Rights implicit in liberty and rights secured by equal protection may rest on different precepts and are not always co-extensive, yet each may be instructive as to the meaning and reach of the other. Indeed, recognizing that new insights and societal understandings can reveal unjustified inequality within fundamental institutions that once passed unnoticed and unchallenged, this Court has invoked equal protection principles to invalidate laws imposing sex-based inequality on marriage, see, , 539 U. The marriage laws at issue are in essence unequal: Same-sex couples are denied benefits afforded opposite-sex couples and are barred from exercising a fundamental right. (4) The right to marry is a fundamental right inherent in the liberty of the person, and under the Due Process and Equal Protection Clauses of the Fourteenth Amendment couples of the same-sex may not be deprived of that right and that liberty. (5) There may be an initial inclination to await further legislation, litigation, and debate, but referenda, legislative debates, and grassroots campaigns; studies and other writings; and extensive litigation in state and federal courts have led to an enhanced understanding of the issue.

Especially against a long history of disapproval of their relationships, this denial works a grave and continuing harm, serving to disrespect and subordinate gays and lesbians. Same-sex couples may exercise the fundamental right to marry. The State laws challenged by the petitioners in these cases are held invalid to the extent they exclude same-sex couples from civil marriage on the same terms and conditions as opposite-sex couples. While the Constitution contemplates that democracy is the appropriate process for change, individuals who are harmed need not await legislative action before asserting a fundamental right.

Questions about the legal treatment of gays and lesbians soon reached the courts, where they could be discussed in the formal discourse of the law. Numerous same-sex marriage cases reaching the federal courts and state supreme courts have added to the dialogue. This abiding connection between marriage and liberty is why , at 574.

In 2003, this Court overruled its 1986 decision in , 570 U. This is true for all persons, whatever their sexual orientation.
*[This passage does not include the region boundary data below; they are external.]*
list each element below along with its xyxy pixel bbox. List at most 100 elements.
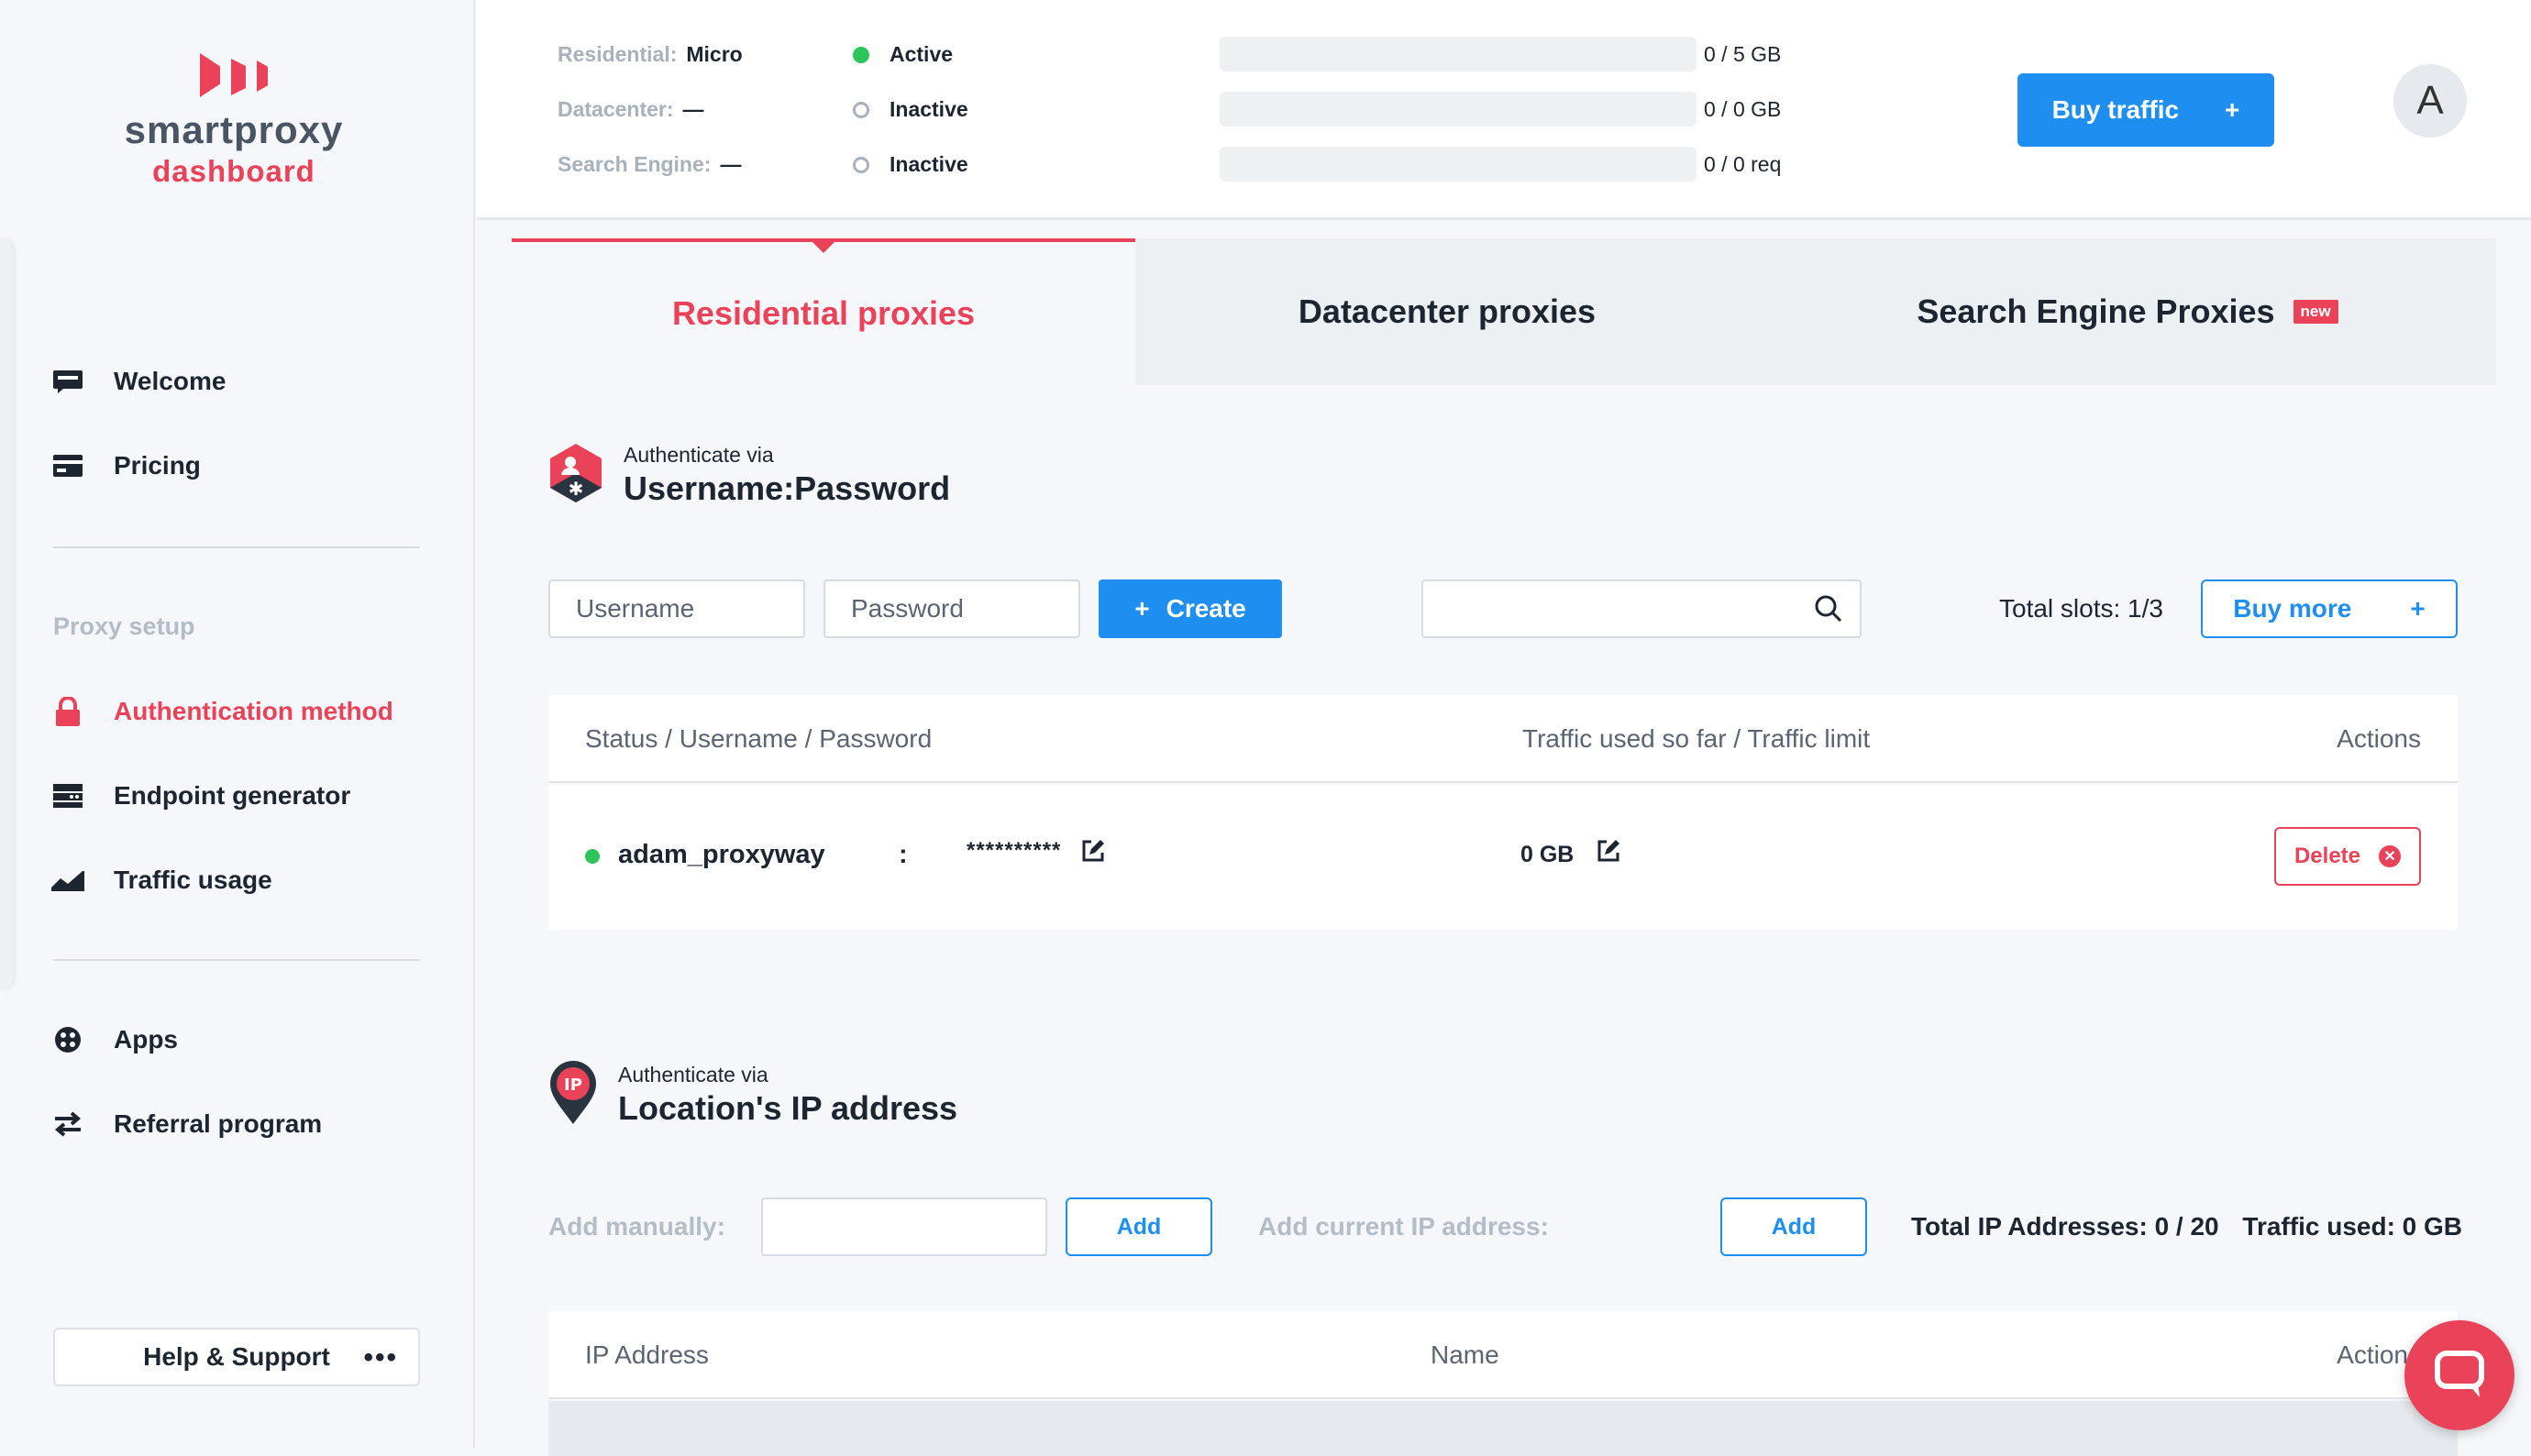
usage-value: 0 / 0 GB: [1704, 97, 1782, 121]
usage-value: 0 / 5 GB: [1704, 42, 1782, 66]
status-text: Active: [890, 42, 954, 66]
column-header: Traffic used so far / Traffic limit: [1522, 724, 1871, 753]
section-title: Username:Password: [624, 469, 951, 507]
users-table-header: Status / Username / Password Traffic use…: [548, 695, 2458, 783]
plan-status: Inactive: [853, 97, 968, 122]
tab-datacenter-proxies[interactable]: Datacenter proxies: [1135, 238, 1759, 385]
svg-text:✱: ✱: [569, 478, 584, 500]
ip-manual-input[interactable]: [761, 1197, 1047, 1256]
status-text: Inactive: [890, 152, 968, 176]
brand-logo[interactable]: smartproxy dashboard: [101, 53, 367, 189]
status-text: Inactive: [890, 97, 968, 121]
help-support-label: Help & Support: [143, 1342, 330, 1371]
status-active-dot-icon: [585, 849, 600, 864]
tab-residential-proxies[interactable]: Residential proxies: [512, 238, 1135, 385]
sidebar-item-welcome[interactable]: Welcome: [51, 367, 226, 396]
sidebar-item-label: Apps: [114, 1025, 178, 1053]
usage-value: 0 / 0 req: [1704, 152, 1782, 176]
tab-search-engine-proxies[interactable]: Search Engine Proxies new: [1759, 238, 2496, 385]
more-dots-icon[interactable]: •••: [363, 1342, 398, 1373]
sidebar: smartproxy dashboard Welcome Pricing Pro…: [0, 0, 475, 1449]
password-input[interactable]: Password: [823, 579, 1080, 638]
row-separator: :: [899, 840, 908, 869]
tab-label: Search Engine Proxies: [1917, 292, 2275, 330]
section-via-label: Authenticate via: [618, 1063, 768, 1086]
sidebar-item-authentication-method[interactable]: Authentication method: [51, 697, 393, 726]
buy-more-button[interactable]: Buy more +: [2201, 579, 2458, 638]
plan-label: Datacenter:: [558, 97, 674, 121]
sidebar-item-label: Authentication method: [114, 697, 393, 725]
sidebar-item-endpoint-generator[interactable]: Endpoint generator: [51, 781, 350, 811]
section-title: Location's IP address: [618, 1089, 958, 1127]
sidebar-item-apps[interactable]: Apps: [51, 1025, 178, 1054]
plan-datacenter: Datacenter: —: [558, 97, 704, 122]
main-content: Residential proxies Datacenter proxies S…: [512, 238, 2496, 1456]
create-button[interactable]: + Create: [1099, 579, 1282, 638]
plan-value: —: [720, 152, 742, 176]
delete-button[interactable]: Delete ✕: [2274, 827, 2421, 886]
search-icon[interactable]: [1814, 594, 1843, 628]
close-icon: ✕: [2379, 845, 2402, 867]
username-placeholder: Username: [576, 594, 695, 623]
column-header: Actions: [2337, 724, 2421, 753]
plan-status: Inactive: [853, 152, 968, 177]
plan-value: Micro: [686, 42, 743, 66]
sidebar-item-referral-program[interactable]: Referral program: [51, 1109, 322, 1139]
status-inactive-dot-icon: [853, 101, 869, 118]
ip-table-body: [548, 1401, 2458, 1456]
plan-status: Active: [853, 42, 953, 67]
create-label: Create: [1166, 594, 1246, 623]
avatar[interactable]: A: [2393, 64, 2467, 138]
ip-traffic-used: Traffic used: 0 GB: [2242, 1212, 2463, 1241]
plus-icon: +: [2410, 594, 2426, 623]
user-key-hexagon-icon: ✱: [548, 442, 603, 509]
usage-progress-bar: [1220, 92, 1697, 127]
edit-password-icon[interactable]: [1080, 838, 1106, 868]
sidebar-item-label: Endpoint generator: [114, 781, 351, 810]
plan-value: —: [682, 97, 704, 121]
top-bar: Residential: Micro Datacenter: — Search …: [477, 0, 2531, 220]
delete-label: Delete: [2293, 844, 2361, 868]
usage-progress-bar: [1220, 147, 1697, 182]
row-username: adam_proxyway: [618, 840, 825, 869]
brand-name: smartproxy: [124, 108, 344, 151]
search-input[interactable]: [1421, 579, 1862, 638]
buy-traffic-label: Buy traffic: [2051, 95, 2180, 124]
ip-location-pin-icon: IP: [548, 1060, 598, 1131]
chart-area-icon: [51, 866, 84, 894]
pricing-card-icon: [51, 452, 84, 480]
chat-support-button[interactable]: [2404, 1320, 2514, 1430]
sidebar-item-label: Welcome: [114, 367, 227, 395]
total-ip-addresses: Total IP Addresses: 0 / 20: [1911, 1212, 2219, 1241]
proxy-tabs: Residential proxies Datacenter proxies S…: [512, 238, 2496, 385]
userpass-section-header: ✱ Authenticate via Username:Password: [548, 442, 950, 509]
edit-traffic-icon[interactable]: [1596, 838, 1621, 868]
password-placeholder: Password: [851, 594, 964, 623]
usage-progress-bar: [1220, 37, 1697, 72]
status-inactive-dot-icon: [853, 156, 869, 173]
ip-section-header: IP Authenticate via Location's IP addres…: [548, 1060, 957, 1131]
column-header: IP Address: [585, 1340, 709, 1369]
username-input[interactable]: Username: [548, 579, 805, 638]
welcome-icon: [51, 368, 84, 395]
apps-icon: [51, 1026, 84, 1053]
add-manual-ip-button[interactable]: Add: [1066, 1197, 1212, 1256]
plus-icon: +: [2225, 95, 2240, 124]
tab-label: Residential proxies: [671, 294, 976, 332]
sidebar-divider: [53, 959, 420, 961]
sidebar-divider: [53, 546, 420, 548]
ip-table-header: IP Address Name Actions: [548, 1311, 2458, 1399]
lock-icon: [51, 697, 84, 726]
add-current-ip-button[interactable]: Add: [1720, 1197, 1867, 1256]
sidebar-item-traffic-usage[interactable]: Traffic usage: [51, 866, 272, 895]
row-traffic: 0 GB: [1520, 842, 1575, 867]
new-badge: new: [2293, 300, 2338, 324]
buy-traffic-button[interactable]: Buy traffic +: [2017, 73, 2274, 147]
plus-icon: +: [1134, 594, 1150, 623]
buy-more-label: Buy more: [2233, 594, 2352, 623]
logo-mark-icon: [101, 53, 367, 97]
total-slots: Total slots: 1/3: [1999, 594, 2163, 623]
swap-arrows-icon: [51, 1110, 84, 1138]
sidebar-item-pricing[interactable]: Pricing: [51, 451, 201, 480]
help-support-button[interactable]: Help & Support •••: [53, 1328, 420, 1386]
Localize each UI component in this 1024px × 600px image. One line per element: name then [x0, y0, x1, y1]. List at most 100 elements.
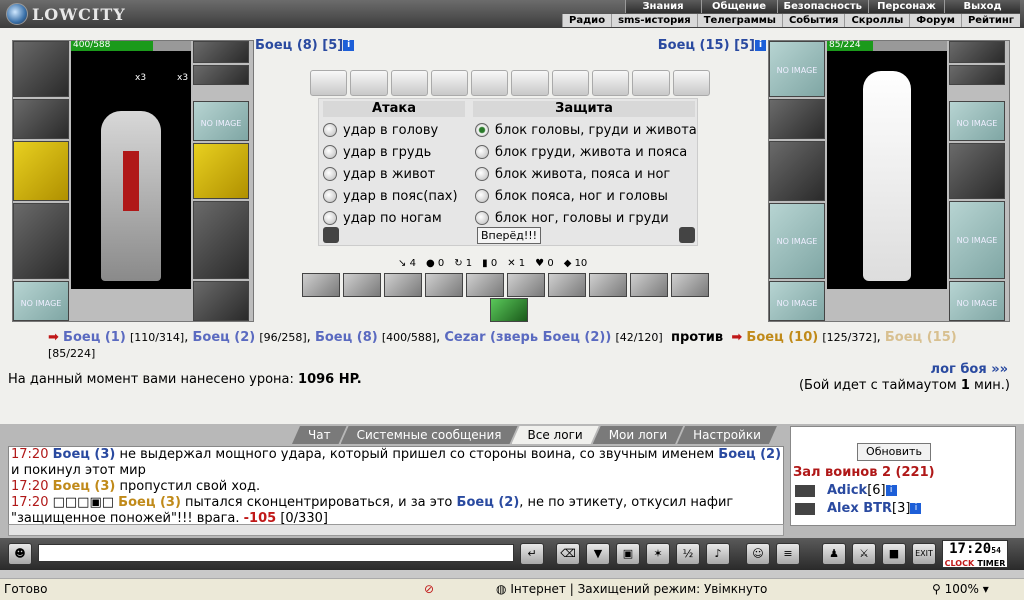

NOTE: Where it is feasible, a syllabus (headnote) will be released, as is being done in connection with this case, at the time the opinion is issued.

The syllabus constitutes no part of the opinion of the Court but has been prepared by the Reporter of Decisions for the convenience of the reader.

The marriage laws at issue thus harm and humiliate the children of same-sex couples. This does not mean that the right to marry is less meaningful for those who do not or cannot have children. States have contributed to the fundamental character of marriage by placing it at the center of many facets of the legal and social order.

Precedent protects the right of a married couple not to procreate, so the right to marry cannot be conditioned on the capacity or commitment to procreate. There is no difference between same- and opposite-sex couples with respect to this principle, yet same-sex couples are denied the constellation of benefits that the States have linked to marriage and are consigned to an instability many opposite-sex couples would find intolerable.

They fell in love and started a life together, establishing a lasting, committed relation.

In 2011, however, Arthur was diagnosed with amyotrophic lateral sclerosis, or ALS.

This dynamic can be seen in the Nation’s experience with gay and lesbian rights. Courts must exercise reasoned judgment in identifying interests of the person so fundamental that the State must accord them its respect.